Our members are patient advocates who are either patients, relatives or carers.

We have another layer of membership – our associate members who are united by their interest in supporting our work. This are clinicians, researchers, charity workers, academics, public and commercial sector workers.

As an inclusive movement, we encourage new members from all backgrounds, so that we can collectively build confidence in the use of patient data, to save lives and improve outcomes.

Our current areas of focus are around the uses of data in relation to the COVID-19 response and in particular whether the positive advances made in terms of data collection, linkage and access in all parts of the UK can be retained in a safe, open and transparent manner, improving the experience of researchers with support of patients.

“We need to be clear and concise on the benefits, risks and how these will be managed, creating a clear strategy for engaging patients and the public.”

We will only realise the potential benefits of patient by ensuring the patient voice has a fundamental role.  And all this has to be done in an open and transparent way.  That remains the aim for use MY data.

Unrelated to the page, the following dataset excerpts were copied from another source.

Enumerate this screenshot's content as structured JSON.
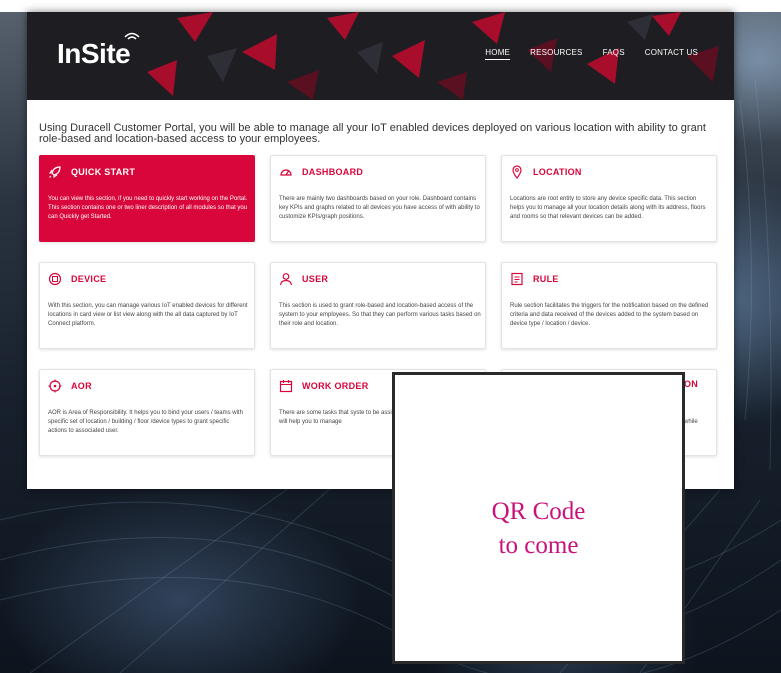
{
  "brand": {
    "logo_text": "InSite",
    "accent": "#d8063a",
    "header_bg": "#1d1d22"
  },
  "nav": [
    {
      "label": "HOME",
      "active": true
    },
    {
      "label": "RESOURCES",
      "active": false
    },
    {
      "label": "FAQS",
      "active": false
    },
    {
      "label": "CONTACT US",
      "active": false
    }
  ],
  "intro": "Using Duracell Customer Portal, you will be able to manage all your IoT enabled devices deployed on various location with ability to grant role-based and location-based access to your employees.",
  "cards": [
    {
      "title": "QUICK START",
      "icon": "rocket-icon",
      "active": true,
      "desc": "You can view this section, if you need to quickly start working on the Portal. This section contains one or two liner description of all modules so that you can Quickly get Started."
    },
    {
      "title": "DASHBOARD",
      "icon": "gauge-icon",
      "active": false,
      "desc": "There are mainly two dashboards based on your role. Dashboard contains key KPIs and graphs related to all devices you have access of with ability to customize KPIs/graph positions."
    },
    {
      "title": "LOCATION",
      "icon": "location-pin-icon",
      "active": false,
      "desc": "Locations are root entity to store any device specific data. This section helps you to manage all your location details along with its address, floors and rooms so that relevant devices can be added."
    },
    {
      "title": "DEVICE",
      "icon": "device-icon",
      "active": false,
      "desc": "With this section, you can manage various IoT enabled devices for different locations in card view or list view along with the all data captured by IoT Connect platform."
    },
    {
      "title": "USER",
      "icon": "user-icon",
      "active": false,
      "desc": "This section is used to grant role-based and location-based access of the system to your employees. So that they can perform various tasks based on their role and location."
    },
    {
      "title": "RULE",
      "icon": "rule-icon",
      "active": false,
      "desc": "Rule section facilitates the triggers for the notification based on the defined criteria and data received of the devices added to the system based on device type / location / device."
    },
    {
      "title": "AOR",
      "icon": "target-icon",
      "active": false,
      "desc": "AOR is Area of Responsibility. It helps you to bind your users / teams with specific set of location / building / floor /device types to grant specific actions to associated user."
    },
    {
      "title": "WORK ORDER",
      "icon": "calendar-icon",
      "active": false,
      "desc": "There are some tasks that syste to be assigned to relevant users section will help you to manage"
    },
    {
      "title": "ON",
      "icon": "",
      "active": false,
      "desc": "while"
    }
  ],
  "qr_overlay": {
    "line1": "QR Code",
    "line2": "to come",
    "color": "#c8127b"
  }
}
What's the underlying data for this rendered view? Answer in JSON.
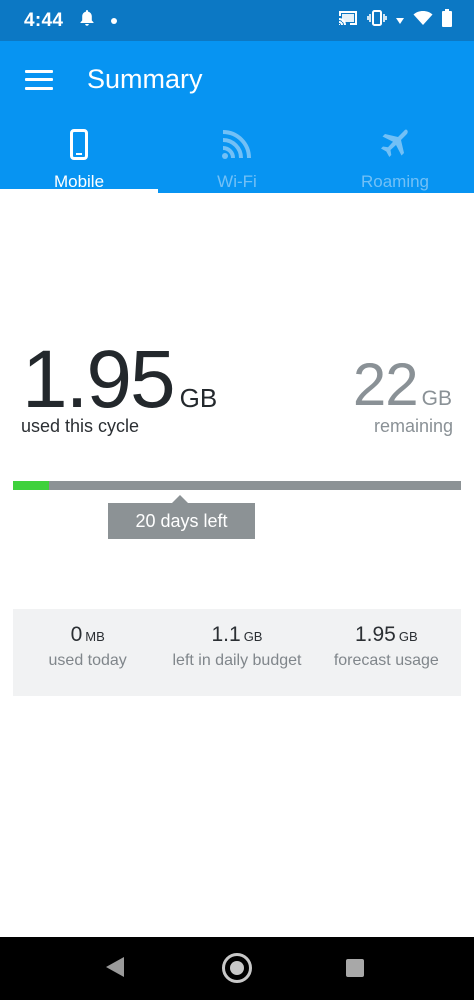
{
  "status_bar": {
    "time": "4:44",
    "icons": [
      "notification-bell-icon",
      "notification-dot-icon",
      "cast-icon",
      "vibrate-icon",
      "wifi-icon",
      "battery-icon"
    ]
  },
  "app_bar": {
    "title": "Summary",
    "menu_icon": "hamburger-menu-icon"
  },
  "tabs": [
    {
      "label": "Mobile",
      "icon": "phone-icon",
      "active": true
    },
    {
      "label": "Wi-Fi",
      "icon": "wifi-icon",
      "active": false
    },
    {
      "label": "Roaming",
      "icon": "airplane-icon",
      "active": false
    }
  ],
  "usage": {
    "used_value": "1.95",
    "used_unit": "GB",
    "used_label": "used this cycle",
    "remaining_value": "22",
    "remaining_unit": "GB",
    "remaining_label": "remaining",
    "progress_fraction": 0.08,
    "days_left": "20 days left"
  },
  "stats": [
    {
      "value": "0",
      "unit": "MB",
      "label": "used today"
    },
    {
      "value": "1.1",
      "unit": "GB",
      "label": "left in daily budget"
    },
    {
      "value": "1.95",
      "unit": "GB",
      "label": "forecast usage"
    }
  ],
  "colors": {
    "status_bar": "#0c78c4",
    "app_bar": "#0794f2",
    "progress_fill": "#3fd13c",
    "progress_track": "#8c9295"
  },
  "nav_bar": {
    "buttons": [
      "back-icon",
      "home-icon",
      "recents-icon"
    ]
  }
}
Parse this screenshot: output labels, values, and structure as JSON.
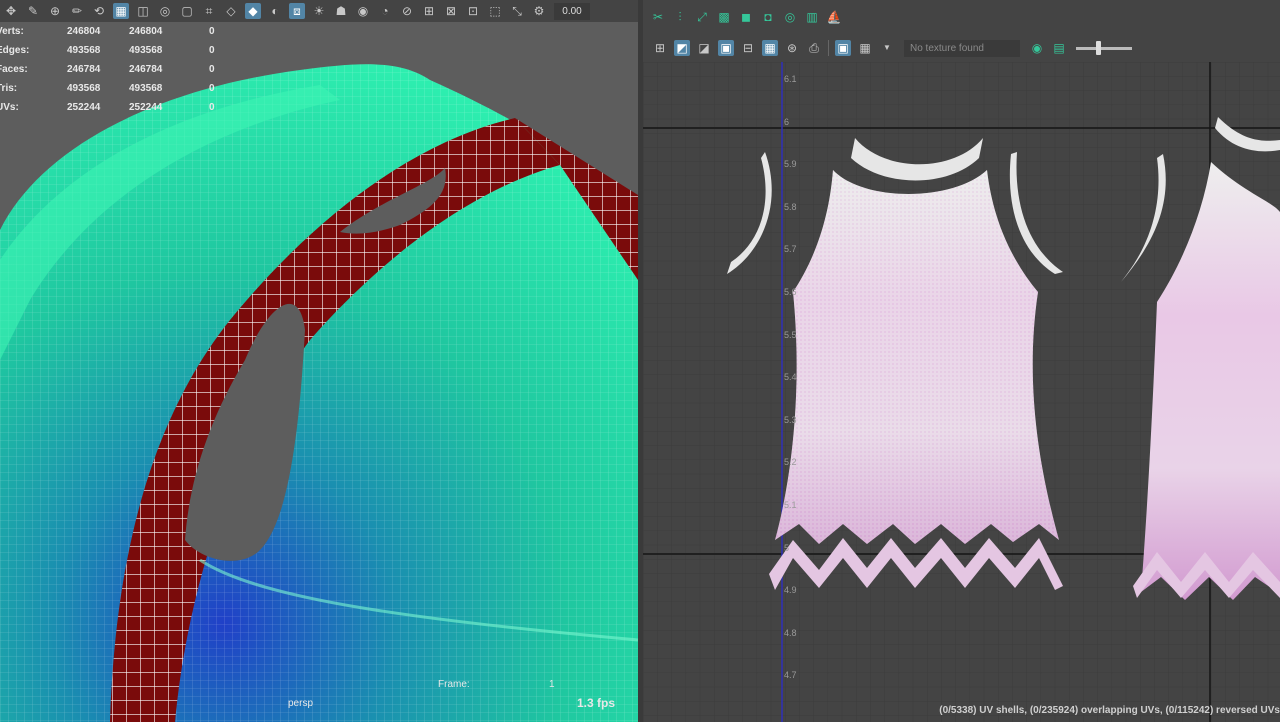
{
  "viewport": {
    "toolbar_icons": [
      "move-icon",
      "edit-icon",
      "snap-icon",
      "pencil-icon",
      "manip-icon",
      "grid-icon",
      "camera-icon",
      "view-icon",
      "gate-icon",
      "region-icon",
      "wire-icon",
      "shaded-icon",
      "smooth-icon",
      "xray-icon",
      "light-icon",
      "shadow-icon",
      "ao-icon",
      "aa-icon",
      "dof-icon",
      "isolate-icon",
      "xray-joint-icon",
      "isolate-select-icon",
      "frame-icon",
      "resolution-icon",
      "exposure-icon"
    ],
    "exposure_value": "0.00",
    "hud": {
      "rows": [
        {
          "label": "Verts:",
          "v1": "246804",
          "v2": "246804",
          "v3": "0"
        },
        {
          "label": "Edges:",
          "v1": "493568",
          "v2": "493568",
          "v3": "0"
        },
        {
          "label": "Faces:",
          "v1": "246784",
          "v2": "246784",
          "v3": "0"
        },
        {
          "label": "Tris:",
          "v1": "493568",
          "v2": "493568",
          "v3": "0"
        },
        {
          "label": "UVs:",
          "v1": "252244",
          "v2": "252244",
          "v3": "0"
        }
      ]
    },
    "camera_label": "persp",
    "frame_label": "Frame:",
    "frame_value": "1",
    "fps": "1.3 fps"
  },
  "uv_editor": {
    "toolbar_top_icons": [
      "uv-cut-icon",
      "uv-sew-icon",
      "uv-unfold-icon",
      "uv-layout-icon",
      "uv-shell-icon",
      "uv-texel-icon",
      "uv-orient-icon",
      "uv-sets-icon",
      "uv-symmetry-icon"
    ],
    "toolbar_second_icons": [
      "uv-grid-icon",
      "uv-shaded-icon",
      "uv-distort-icon",
      "uv-border-icon",
      "uv-tile-icon",
      "uv-pixel-icon",
      "uv-snapshot-icon",
      "uv-image-icon"
    ],
    "texture_placeholder": "No texture found",
    "axis_labels": [
      "6.1",
      "6",
      "5.9",
      "5.8",
      "5.7",
      "5.6",
      "5.5",
      "5.4",
      "5.3",
      "5.2",
      "5.1",
      "5",
      "4.9",
      "4.8",
      "4.7"
    ],
    "status": "(0/5338) UV shells, (0/235924) overlapping UVs, (0/115242) reversed UVs"
  }
}
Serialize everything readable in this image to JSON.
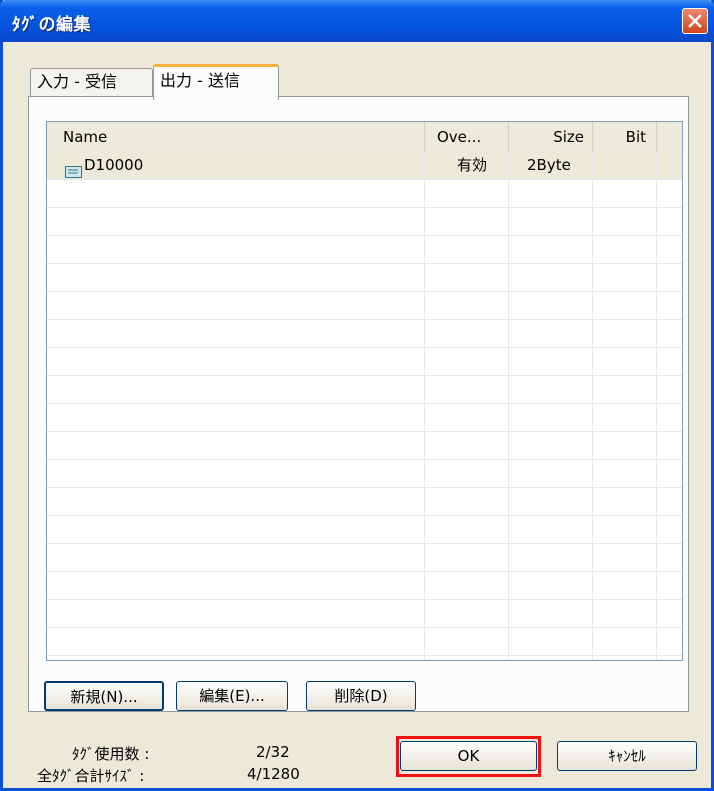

As one delegate from a recent workshop commented; “Despite the challenges, I think more could be done to help researchers and less blaming of them please.”

So, if we had to summarise some key points for early career researchers, we would give three things to remember and take away:

  1. Don’t be afraid – the patient voice can often be the solution, not the problem
  2. Be transparent in all that you do – the benefits of transparency outweigh the difficulties – and communicate this clearly.
  3. Whenever you use patient data, please Say what you do, and do what you say.